Search code examples
pytorchcudagpunvidiagpgpu

Memory issue in running multiple processes on GPU


This question can be viewed related to my other question.

I tried running multiple machine learning processes in parallel (with bash). These are written using PyTorch. After a certain number of concurrent programs (10 in my case), I get the following error:

RuntimeError: Unable to find a valid cuDNN algorithm to run convolution

As mentioned in this answer,

...it could occur because the VRAM memory limit was hit (which is rather non-intuitive from the error message).

For my case with PyTorch model training, decreasing batch size helped. You could try this or maybe decrease your model size to consume less VRAM.

I tried the solution mentioned here, to enforce a per-process GPU memory usage limit, but this issue persists.

This problem does not occur with a single process, or a fewer number of processes. Since only one context runs at a single time instant, why does this cause memory issue?

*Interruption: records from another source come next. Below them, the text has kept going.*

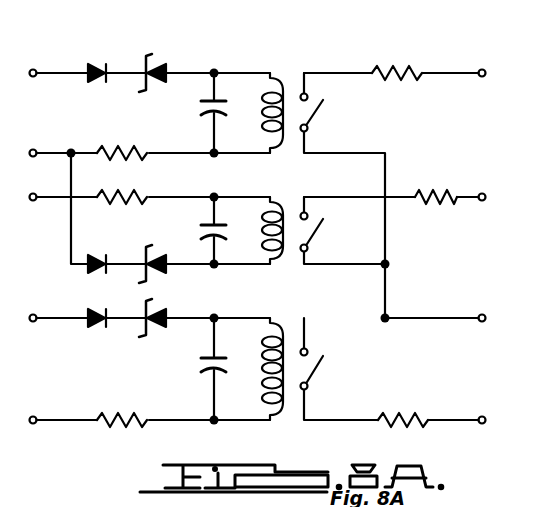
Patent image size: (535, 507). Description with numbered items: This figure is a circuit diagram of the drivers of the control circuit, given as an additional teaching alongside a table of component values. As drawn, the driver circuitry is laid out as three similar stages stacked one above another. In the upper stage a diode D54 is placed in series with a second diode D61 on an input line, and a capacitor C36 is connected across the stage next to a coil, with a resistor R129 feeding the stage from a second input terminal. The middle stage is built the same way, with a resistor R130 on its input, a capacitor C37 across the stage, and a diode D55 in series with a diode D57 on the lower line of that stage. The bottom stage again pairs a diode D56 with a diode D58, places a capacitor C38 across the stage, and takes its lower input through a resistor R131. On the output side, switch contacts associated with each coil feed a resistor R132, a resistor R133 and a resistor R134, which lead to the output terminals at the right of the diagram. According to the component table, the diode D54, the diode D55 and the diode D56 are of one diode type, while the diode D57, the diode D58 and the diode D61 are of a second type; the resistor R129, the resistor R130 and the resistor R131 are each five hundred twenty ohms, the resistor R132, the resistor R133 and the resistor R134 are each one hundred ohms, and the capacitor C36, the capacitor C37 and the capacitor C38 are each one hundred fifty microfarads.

The diode D54 is at (90, 60).
The diode D61 is at (157, 62).
The resistor R129 is at (116, 144).
The capacitor C36 is at (206, 112).
The resistor R130 is at (133, 190).
The capacitor C37 is at (200, 233).
The diode D55 is at (100, 273).
The diode D57 is at (166, 273).
The diode D56 is at (97, 328).
The diode D58 is at (161, 329).
The capacitor C38 is at (205, 368).
The resistor R131 is at (127, 424).
The resistor R132 is at (399, 78).
The resistor R133 is at (447, 200).
The resistor R134 is at (398, 410).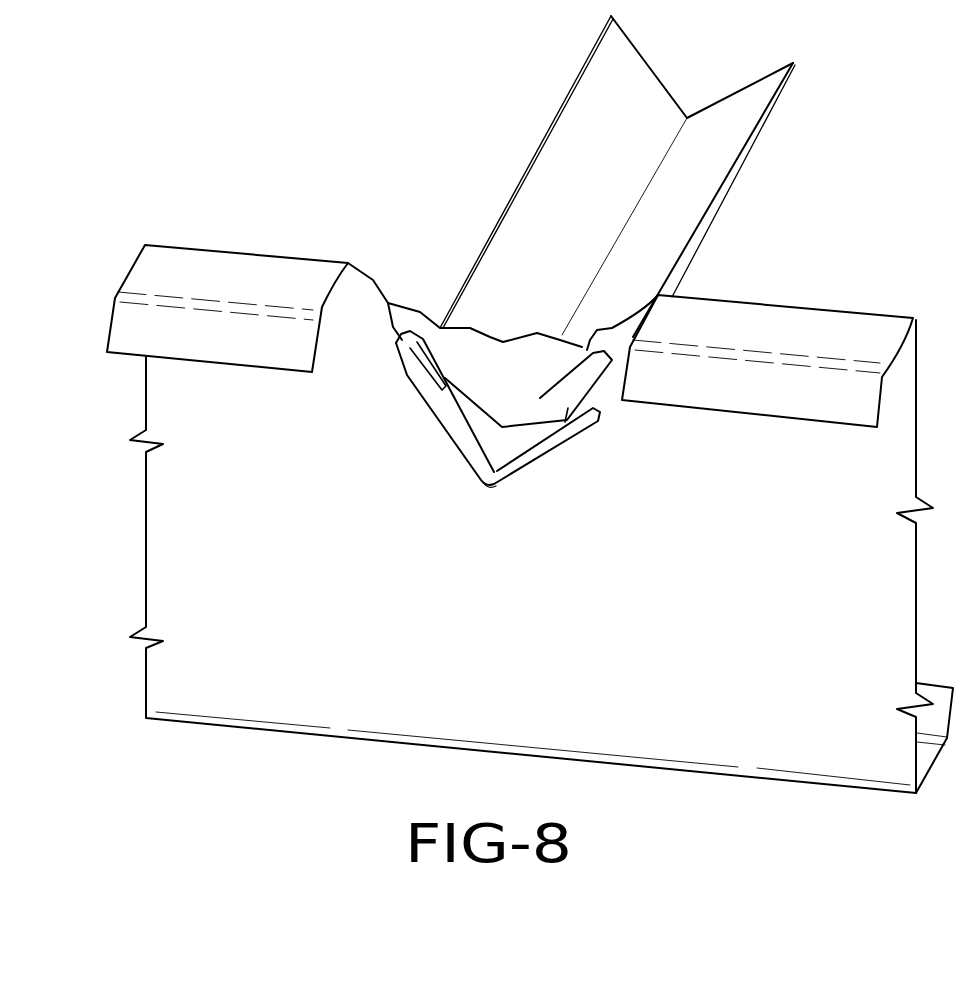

This issue occurs with/without MPS. I thought it could occur with MPS, but not otherwise, as MPS may run multiple processes in parallel.


Solution

  • Since only one context runs at a single time instant, why does this cause memory issue?

    Context-switching doesn't dump the contents of GPU "device" memory (i.e. DRAM) to some other location. If you run out of this device memory, context switching doesn't alleviate that.

    If you run multiple processes, the memory used by each process will add up (just like it does in the CPU space) and GPU context switching (or MPS or time-slicing) does not alleviate that in any way.

    It's completely expected that if you run enough processes using the GPU, eventually you will run out of resources. Neither GPU context switching nor MPS nor time-slicing in any way affects the memory utilization per process.